Lets specify the question with the help of the figure below: We know that one part of the behaviour (our target Y) will depend on common parameters (for the group). It is represented by the grey zone on the figure. And that one part is parameters specific to each individual. ( It is represented by the pink and blue zone )
The precise question is:
Knowing that we have data from the entire group. How to use all the data of the groups, to create a specific model for an individual of this group? The idea is to get a solid model/result because it is based on all the available data, but still specific to an individual. I imagine an answer in the form of a short list of techniques to achieve that.
Let’s illustrate the question with an example:
We do a study of 100 people. Let’s name the people [0, 1, 2, 3, 4, 5 … 99] For each person, we do a study of 30 days. Every day, we do 5 measurements of the emotion of the person (X). And then a measure of the quantify of calories in the evening meal (Y).
In this example, the goal, using machine learning, is knowing X on day 55 (after the tests), for person number 3, to be able to predict Y (on day 55) for a given person. I often came across this problem. With my experiments, tests and research, I see two possibilities:
The first option is to take all the samples. 100 people * 30 measurements (of 5 samples x and y) = 3000 points. We create a model that connects x to y. Then we take the new x (for person number 3), and ‘predict’ y. We then have an answer that takes into account all the observations but is not the specificity of the person number 3. The model and the answer are kind of an ‘average behavioural response’ for the population. This model corresponds more to the grey zone of the figure you see above.
The second option is to take only information from person 3 to create the model. We have 30 points. We create a model that connects x to y. The model is really specific to person 3. Since the model uses fewer points, it is less accurate. We did not use our total knowledge/data of the grey zone.
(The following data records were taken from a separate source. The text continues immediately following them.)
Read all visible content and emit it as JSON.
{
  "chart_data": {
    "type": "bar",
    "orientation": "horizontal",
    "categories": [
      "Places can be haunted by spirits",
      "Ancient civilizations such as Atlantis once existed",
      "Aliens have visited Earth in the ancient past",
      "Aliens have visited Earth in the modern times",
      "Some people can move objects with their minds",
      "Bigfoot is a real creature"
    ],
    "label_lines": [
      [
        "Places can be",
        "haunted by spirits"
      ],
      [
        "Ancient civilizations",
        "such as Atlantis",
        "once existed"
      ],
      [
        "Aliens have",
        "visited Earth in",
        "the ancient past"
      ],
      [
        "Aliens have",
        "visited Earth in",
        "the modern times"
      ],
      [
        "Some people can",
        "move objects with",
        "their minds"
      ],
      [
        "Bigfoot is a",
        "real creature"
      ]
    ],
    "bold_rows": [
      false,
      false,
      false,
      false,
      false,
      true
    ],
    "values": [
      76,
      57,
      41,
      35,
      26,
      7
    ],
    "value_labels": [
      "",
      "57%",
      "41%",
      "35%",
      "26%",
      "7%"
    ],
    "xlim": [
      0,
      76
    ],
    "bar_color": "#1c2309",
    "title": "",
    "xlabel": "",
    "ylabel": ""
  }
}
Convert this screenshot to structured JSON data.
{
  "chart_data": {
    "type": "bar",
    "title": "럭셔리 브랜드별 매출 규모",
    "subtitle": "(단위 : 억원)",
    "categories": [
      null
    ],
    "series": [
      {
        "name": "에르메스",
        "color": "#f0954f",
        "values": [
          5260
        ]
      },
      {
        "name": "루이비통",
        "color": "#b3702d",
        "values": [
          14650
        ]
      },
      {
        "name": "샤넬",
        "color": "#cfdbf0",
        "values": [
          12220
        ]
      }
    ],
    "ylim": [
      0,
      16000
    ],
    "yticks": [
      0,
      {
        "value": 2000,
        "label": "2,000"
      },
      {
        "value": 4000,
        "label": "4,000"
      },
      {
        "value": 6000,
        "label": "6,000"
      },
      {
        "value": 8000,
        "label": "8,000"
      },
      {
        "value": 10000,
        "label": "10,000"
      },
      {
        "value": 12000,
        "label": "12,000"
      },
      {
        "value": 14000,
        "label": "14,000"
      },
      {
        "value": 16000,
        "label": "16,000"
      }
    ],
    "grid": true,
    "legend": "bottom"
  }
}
I have the deep intuition that there is a way to do better than these two options. I tried a lot but without satisfying success.
I tried, with random forest algorithms, to use all data at the same time and add an id in X vectors. This id represents the individual. It does not seem to have worked. The internet searches I have done on this topic give me unrelated results. Any help or keywords on this topic are welcome.
Is it useful or necessary that I share an example dataset?